Внешне маркиза была в прекрасных отношениях с девицами, но они мечтали оторвать отца от нее. Подрастая, они приобретали все больше влияния на него, и если бы не мадам де Помпадур, стали бы по- настоящему влиятельными при дворе. Фанатично религиозные и, подобно матери и брату, руководимые иезуитами, они едва ли не больше возмущались ее дружбой с философами, чем связью с их отцом. Между собой они называли маркизу Пом-пом — довольно симпатичное прозвище, и наверное, поддавались ее очарованию, находясь рядом с ней. И все же при всяком удобном случае строили козни против мадам де Помпадур. Она же, со своей стороны, с обычной своей теплотой поощряла короля как можно больше видеться с дочерьми и всегда устраивала так, чтобы та или другая из принцесс участвовала в путешествиях, и усаживала их за стол рядом с отцом. Она говорила и писала о них так, как будто нежно любит их. Так или иначе, принцессы скоро поняли, что бесполезно бороться с маркизой, потому что в конечном счете король всегда примет ее сторону. Только после ее смерти они смогли отвести душу — въехали в два ее любимых дома и все там переделали до неузнаваемости. Как и король, мадам де Помпадур любила свою семью. Ей очень повезло с братом. Маркиз де Мариньи, человек обаятельный, умный и совершенно лишенный честолюбия, был полной противоположностью тех жадных родственников, из-за которых так часто образ фавориток вроде маркизы де Помпадур рисовался в черном цвете в глазах потомков. Он всегда отказывался от наград, если чувствовал, что не заслужил их. И к большой досаде сестры, постоянно отвергал знатных наследниц, на которых она надеялась его женить.
«Он мне пишет письмо, — сердито сказала она как-то своей камеристке, прочитав письмо Мариньи, — потому что не смеет сказать мне это в лицо. Я устроила его брак с дочерью одного вельможи; он как будто был не прочь от этого, и я дала слово семье невесты. А теперь он мне говорит, что слышал, будто отец и мать заносчивы, а дочь испорчена, что она все знает о предполагаемой женитьбе и говорила о ней с крайним пренебрежением и что она обоих нас презирает, а меня еще больше, чем брата. И утверждает, что все это чистая правда. Что ж, может быть, и так, но теперь эти люди станут моими смертельными врагами, ему следовало подумать об этом раньше». Она страшно рассердилась на Мариньи, однако устроила другую выгодную партию для его юной невесты, и та своим поведением довольно скоро заставила маркизу признать, что ее брат был прав.

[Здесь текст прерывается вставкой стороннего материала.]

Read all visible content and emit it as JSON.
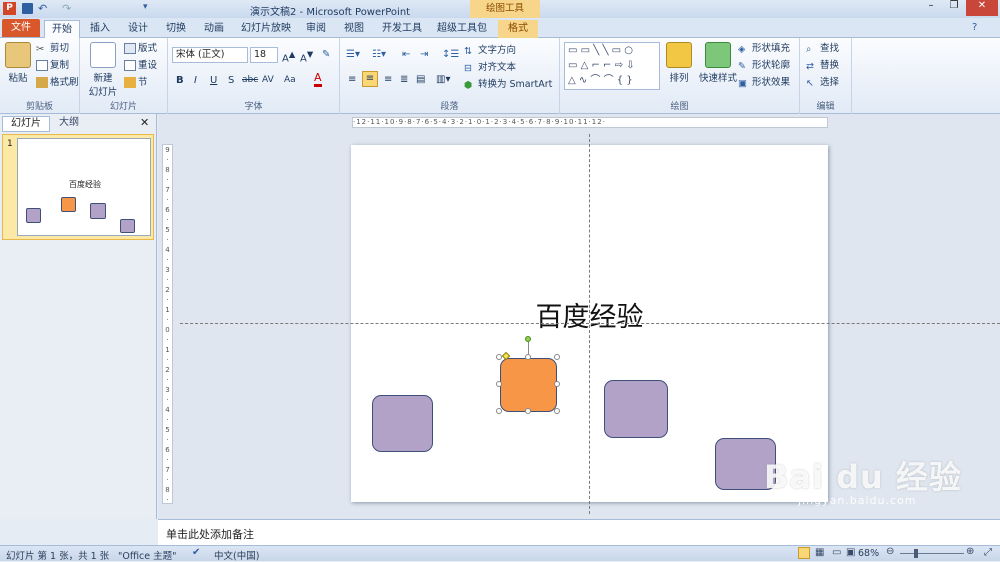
{
  "window": {
    "title": "演示文稿2 - Microsoft PowerPoint",
    "context_tab": "绘图工具"
  },
  "tabs": [
    {
      "label": "文件"
    },
    {
      "label": "开始"
    },
    {
      "label": "插入"
    },
    {
      "label": "设计"
    },
    {
      "label": "切换"
    },
    {
      "label": "动画"
    },
    {
      "label": "幻灯片放映"
    },
    {
      "label": "审阅"
    },
    {
      "label": "视图"
    },
    {
      "label": "开发工具"
    },
    {
      "label": "超级工具包"
    },
    {
      "label": "格式"
    }
  ],
  "ribbon": {
    "clipboard": {
      "paste": "粘贴",
      "cut": "剪切",
      "copy": "复制",
      "format_painter": "格式刷",
      "label": "剪贴板"
    },
    "slides": {
      "new_slide": "新建",
      "new_slide2": "幻灯片",
      "layout": "版式",
      "reset": "重设",
      "section": "节",
      "label": "幻灯片"
    },
    "font": {
      "name": "宋体 (正文)",
      "size": "18",
      "label": "字体"
    },
    "paragraph": {
      "text_direction": "文字方向",
      "align_text": "对齐文本",
      "smartart": "转换为 SmartArt",
      "label": "段落"
    },
    "drawing": {
      "arrange": "排列",
      "quick_styles": "快速样式",
      "fill": "形状填充",
      "outline": "形状轮廓",
      "effects": "形状效果",
      "label": "绘图"
    },
    "editing": {
      "find": "查找",
      "replace": "替换",
      "select": "选择",
      "label": "编辑"
    }
  },
  "panel": {
    "tab_slides": "幻灯片",
    "tab_outline": "大纲",
    "slide_number": "1",
    "thumb_title": "百度经验"
  },
  "slide": {
    "title": "百度经验"
  },
  "notes": {
    "placeholder": "单击此处添加备注"
  },
  "status": {
    "slide_info": "幻灯片 第 1 张，共 1 张",
    "theme": "\"Office 主题\"",
    "language": "中文(中国)",
    "zoom": "68%"
  },
  "watermark": {
    "line1": "Bai du 经验",
    "line2": "jingyan.baidu.com"
  },
  "colors": {
    "accent_file": "#d9582b",
    "shape_purple": "#b3a2c8",
    "shape_orange": "#f79646"
  }
}
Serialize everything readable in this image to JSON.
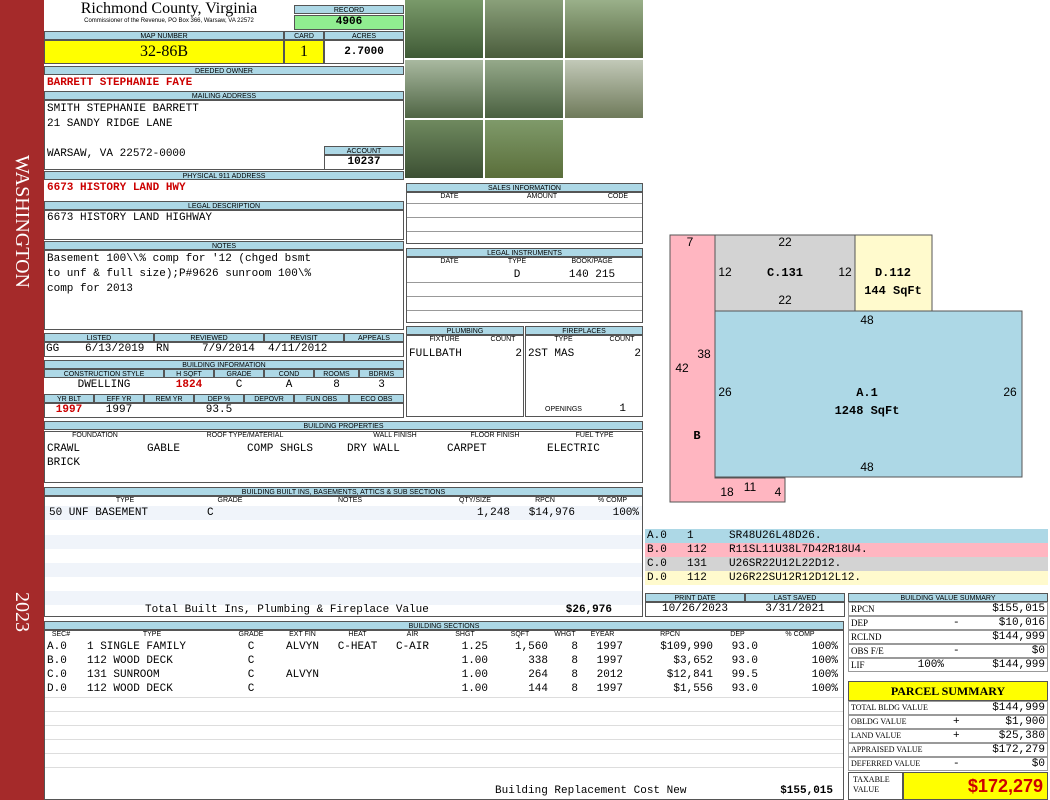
{
  "side": {
    "top": "WASHINGTON",
    "bottom": "2023"
  },
  "header": {
    "county": "Richmond County, Virginia",
    "commissioner": "Commissioner of the Revenue, PO Box 366, Warsaw, VA 22572",
    "record_label": "RECORD",
    "record": "4906",
    "map_label": "MAP NUMBER",
    "map": "32-86B",
    "card_label": "CARD",
    "card": "1",
    "acres_label": "ACRES",
    "acres": "2.7000"
  },
  "owner": {
    "deeded_label": "DEEDED OWNER",
    "deeded": "BARRETT STEPHANIE FAYE",
    "mailing_label": "MAILING ADDRESS",
    "line1": "SMITH STEPHANIE BARRETT",
    "line2": "21 SANDY RIDGE LANE",
    "line3": "WARSAW, VA 22572-0000",
    "account_label": "ACCOUNT",
    "account": "10237",
    "phys_label": "PHYSICAL 911 ADDRESS",
    "phys": "6673 HISTORY LAND HWY",
    "legal_label": "LEGAL DESCRIPTION",
    "legal": "6673 HISTORY LAND HIGHWAY",
    "notes_label": "NOTES",
    "notes": [
      "Basement 100\\\\% comp for '12 (chged bsmt",
      "to unf & full size);P#9626 sunroom 100\\%",
      "comp for 2013"
    ]
  },
  "dates": {
    "listed_label": "LISTED",
    "reviewed_label": "REVIEWED",
    "revisit_label": "REVISIT",
    "appeals_label": "APPEALS",
    "listed_by": "GG",
    "listed": "6/13/2019",
    "reviewed_by": "RN",
    "reviewed": "7/9/2014",
    "revisit": "4/11/2012"
  },
  "building": {
    "label": "BUILDING INFORMATION",
    "h": [
      "CONSTRUCTION STYLE",
      "H SQFT",
      "GRADE",
      "COND",
      "ROOMS",
      "BDRMS"
    ],
    "v": [
      "DWELLING",
      "1824",
      "C",
      "A",
      "8",
      "3"
    ],
    "h2": [
      "YR BLT",
      "EFF YR",
      "REM YR",
      "DEP %",
      "DEPOVR",
      "FUN OBS",
      "ECO OBS"
    ],
    "v2": [
      "1997",
      "1997",
      "",
      "93.5",
      "",
      "",
      ""
    ]
  },
  "sales": {
    "label": "SALES INFORMATION",
    "h": [
      "DATE",
      "AMOUNT",
      "CODE"
    ]
  },
  "legal_inst": {
    "label": "LEGAL INSTRUMENTS",
    "h": [
      "DATE",
      "TYPE",
      "BOOK/PAGE"
    ],
    "type": "D",
    "book": "140 215"
  },
  "plumbing": {
    "label": "PLUMBING",
    "h": [
      "FIXTURE",
      "COUNT"
    ],
    "fixture": "FULLBATH",
    "count": "2"
  },
  "fireplaces": {
    "label": "FIREPLACES",
    "h": [
      "TYPE",
      "COUNT"
    ],
    "type": "2ST MAS",
    "count": "2",
    "openings_label": "OPENINGS",
    "openings": "1"
  },
  "props": {
    "label": "BUILDING PROPERTIES",
    "h": [
      "FOUNDATION",
      "ROOF TYPE/MATERIAL",
      "WALL FINISH",
      "FLOOR FINISH",
      "FUEL TYPE"
    ],
    "foundation1": "CRAWL",
    "foundation2": "BRICK",
    "roof1": "GABLE",
    "roof2": "COMP SHGLS",
    "wall": "DRY WALL",
    "floor": "CARPET",
    "fuel": "ELECTRIC"
  },
  "builtins": {
    "label": "BUILDING BUILT INS, BASEMENTS, ATTICS & SUB SECTIONS",
    "h": [
      "TYPE",
      "GRADE",
      "NOTES",
      "QTY/SIZE",
      "RPCN",
      "% COMP"
    ],
    "row": [
      "50 UNF BASEMENT",
      "C",
      "",
      "1,248",
      "$14,976",
      "100%"
    ],
    "total_label": "Total Built Ins, Plumbing & Fireplace Value",
    "total": "$26,976"
  },
  "print": {
    "print_label": "PRINT DATE",
    "saved_label": "LAST SAVED",
    "print": "10/26/2023",
    "saved": "3/31/2021"
  },
  "sections": {
    "label": "BUILDING SECTIONS",
    "h": [
      "SEC#",
      "TYPE",
      "GRADE",
      "EXT FIN",
      "HEAT",
      "AIR",
      "SHGT",
      "SQFT",
      "WHGT",
      "EYEAR",
      "RPCN",
      "DEP",
      "% COMP"
    ],
    "rows": [
      [
        "A.0",
        "1 SINGLE FAMILY",
        "C",
        "ALVYN",
        "C-HEAT",
        "C-AIR",
        "1.25",
        "1,560",
        "8",
        "1997",
        "$109,990",
        "93.0",
        "100%"
      ],
      [
        "B.0",
        "112 WOOD DECK",
        "C",
        "",
        "",
        "",
        "1.00",
        "338",
        "8",
        "1997",
        "$3,652",
        "93.0",
        "100%"
      ],
      [
        "C.0",
        "131 SUNROOM",
        "C",
        "ALVYN",
        "",
        "",
        "1.00",
        "264",
        "8",
        "2012",
        "$12,841",
        "99.5",
        "100%"
      ],
      [
        "D.0",
        "112 WOOD DECK",
        "C",
        "",
        "",
        "",
        "1.00",
        "144",
        "8",
        "1997",
        "$1,556",
        "93.0",
        "100%"
      ]
    ],
    "total_label": "Building Replacement Cost New",
    "total": "$155,015"
  },
  "sketch": {
    "labels": [
      "7",
      "22",
      "12",
      "C.131",
      "12",
      "D.112",
      "144 SqFt",
      "22",
      "48",
      "42",
      "38",
      "26",
      "A.1",
      "1248 SqFt",
      "26",
      "B",
      "48",
      "18",
      "11",
      "4"
    ],
    "legend": [
      {
        "id": "A.0",
        "code": "1",
        "path": "SR48U26L48D26.",
        "color": "#add8e6"
      },
      {
        "id": "B.0",
        "code": "112",
        "path": "R11SL11U38L7D42R18U4.",
        "color": "#ffb6c1"
      },
      {
        "id": "C.0",
        "code": "131",
        "path": "U26SR22U12L22D12.",
        "color": "#d3d3d3"
      },
      {
        "id": "D.0",
        "code": "112",
        "path": "U26R22SU12R12D12L12.",
        "color": "#fffacd"
      }
    ]
  },
  "bvs": {
    "label": "BUILDING VALUE SUMMARY",
    "rows": [
      {
        "k": "RPCN",
        "op": "",
        "v": "$155,015"
      },
      {
        "k": "DEP",
        "op": "-",
        "v": "$10,016"
      },
      {
        "k": "RCLND",
        "op": "",
        "v": "$144,999"
      },
      {
        "k": "OBS F/E",
        "op": "-",
        "v": "$0"
      },
      {
        "k": "LIF",
        "pct": "100%",
        "op": "",
        "v": "$144,999"
      }
    ]
  },
  "parcel": {
    "label": "PARCEL SUMMARY",
    "rows": [
      {
        "k": "TOTAL BLDG VALUE",
        "op": "",
        "v": "$144,999"
      },
      {
        "k": "OBLDG VALUE",
        "op": "+",
        "v": "$1,900"
      },
      {
        "k": "LAND VALUE",
        "op": "+",
        "v": "$25,380"
      },
      {
        "k": "APPRAISED VALUE",
        "op": "",
        "v": "$172,279"
      },
      {
        "k": "DEFERRED VALUE",
        "op": "-",
        "v": "$0"
      }
    ],
    "taxable_label1": "TAXABLE",
    "taxable_label2": "VALUE",
    "taxable": "$172,279"
  },
  "colors": {
    "side": "#a52a2a",
    "header": "#add8e6",
    "yellow": "#ffff00",
    "record": "#90ee90",
    "red": "#cc0000"
  }
}
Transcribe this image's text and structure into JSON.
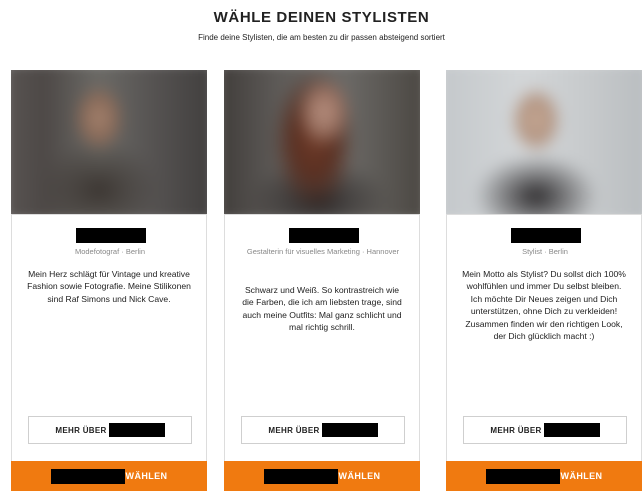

Застенчивый, скромный и непритязательный, Мариньи видел все опасности своего положения и вполне сознавал его смешную сторону. Похоже, что это даже слишком сильно отравляло его мысли, так что он держался с придворными слишком угрюмо и раздражительно, а те его буквально не выносили. Уже то, что он стал маркизом, приводило их в ярость, а уж его ордена Святого Духа было просто не пережить. «Гляньте-ка, а вот и Мариньер со своей голубой лентой». Преданный королю, он никогда не тянулся к Версалю, оставался истым парижанином, а потому его жизнь и развлечения были сосредоточены в столице. Очень правильно и мудро он отказывался от министерских постов, которые предлагала ему сестра. Ей же, по мере все более активного вмешательства в политику, не помешала бы его поддержка. Он настаивал, что было бы чистым безумием возглавить один из государственных департаментов, ведь при малейшей его неудаче на нее возложили бы двойную вину. Пределом его мечтаний было унаследовать тот пост, который занимал де Турнем — место интенданта королевских строений. Мариньи чувствовал — и не ошибался, — что добьется успеха на этом посту. Так оно и случилось; период руководства Мариньи составил важную главу в истории французского искусства.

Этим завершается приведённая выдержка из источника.